The Reason I Wrote Poetry
- llangollenspokenwo
- Feb 10
- 2 min read
I didn’t start writing poetry because I wanted to be a poet.
I started writing because I needed to survive.
Before poetry, my world felt small. Controlled. Heavy with fear. I was living in a constant state of tension — watching my words, watching my body, watching the air in the room. I didn’t have language for what was happening to me. I only knew I felt trapped.
I was being hurt in ways I couldn’t explain out loud.
So I began writing it down.
At first, the poems weren’t polished. They were scraps. Half-sentences. Angry lines. Questions with no answers. But something shifted the moment the words hit the page.

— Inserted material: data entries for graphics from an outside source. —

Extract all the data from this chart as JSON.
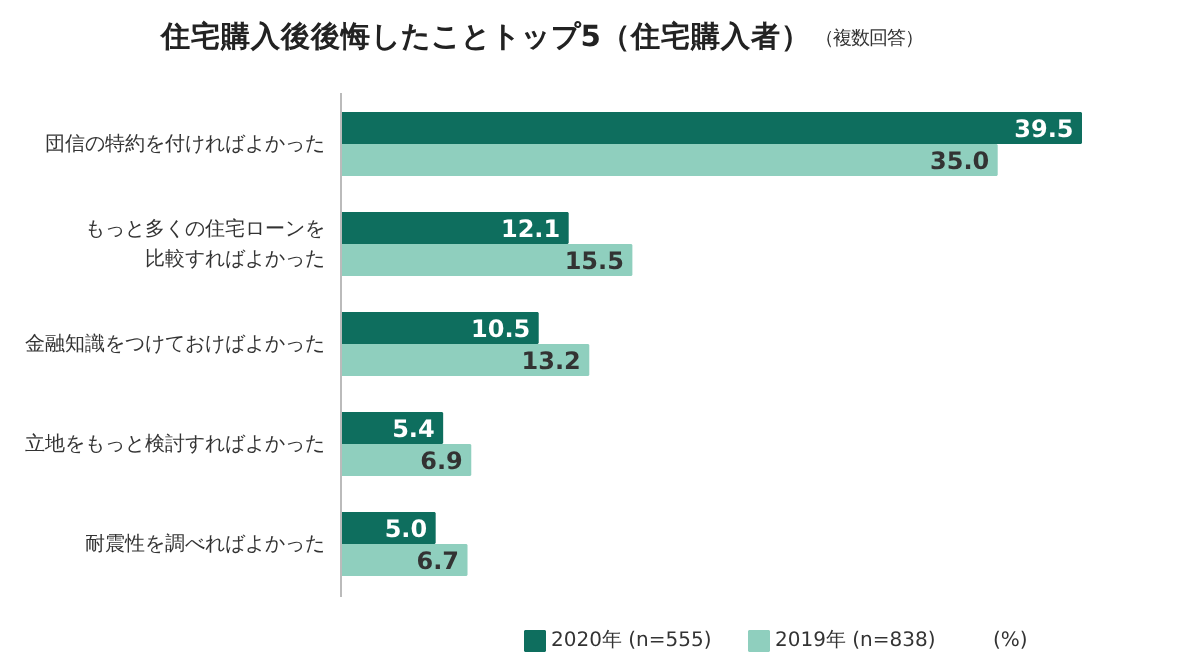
{
  "chart_data": {
    "type": "bar",
    "orientation": "horizontal",
    "title": "住宅購入後後悔したことトップ5（住宅購入者）",
    "subtitle": "（複数回答）",
    "categories": [
      "団信の特約を付ければよかった",
      "もっと多くの住宅ローンを比較すればよかった",
      "金融知識をつけておけばよかった",
      "立地をもっと検討すればよかった",
      "耐震性を調べればよかった"
    ],
    "series": [
      {
        "name": "2020年 (n=555)",
        "color": "#0e6e5e",
        "values": [
          39.5,
          12.1,
          10.5,
          5.4,
          5.0
        ],
        "value_labels": [
          "39.5",
          "12.1",
          "10.5",
          "5.4",
          "5.0"
        ]
      },
      {
        "name": "2019年 (n=838)",
        "color": "#8fcfbe",
        "values": [
          35.0,
          15.5,
          13.2,
          6.9,
          6.7
        ],
        "value_labels": [
          "35.0",
          "15.5",
          "13.2",
          "6.9",
          "6.7"
        ]
      }
    ],
    "legend": "bottom right",
    "annotations": [
      "(%)"
    ]
  }
}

For the first time, the chaos had a container.
Poetry gave me language.
Language gave me distance.
Distance gave me clarity.
And clarity gave me choice.
When you name something, it loses some of its power over you. What had felt like confusion started to look like control. What had felt like my fault started to look like manipulation. What had felt like love started to look like fear.
Writing didn’t just help me cope.
It helped me see.
And once I could see, I couldn’t unsee.
But the real shift came when the words left the page.
Spoken word changed everything.
Standing up. Breathing in. Letting the truth move through my body instead of hiding inside it. Using my voice in a room where no one could silence me. That was something else entirely.
Writing saved me quietly.
Spoken word brought me back publicly.
To speak the words out loud was to take up space. To feel my voice land in a room and not be shut down. To be heard — not questioned, not dismissed, not corrected — just heard.
That was power.
Eventually, the poems got stronger.
And so did I.
Poetry didn’t just give me expression.
It interrupted abuse.
Spoken word didn’t just give me a platform.
It gave me back my voice.
Now, when I hold space for others — in workshops, on stages, in community rooms — I do it because I know what it means to feel silenced. I know what it means to shrink yourself to survive. And I know what happens when someone realises they are allowed to speak.
There is something radical about being heard without being harmed.
Poetry saved my life — not in a romanticised way — but in a steady, practical one. It helped me leave. It helped me rebuild. It helped me remember who I was before fear.
That’s why I write.
That’s why I speak.
And that’s why I create spaces where other people can do the same.
If you’re carrying words you’ve never been allowed to say, I want you to know this:
Your voice is not the problem. Silence was.
There is room for you here when you’re ready.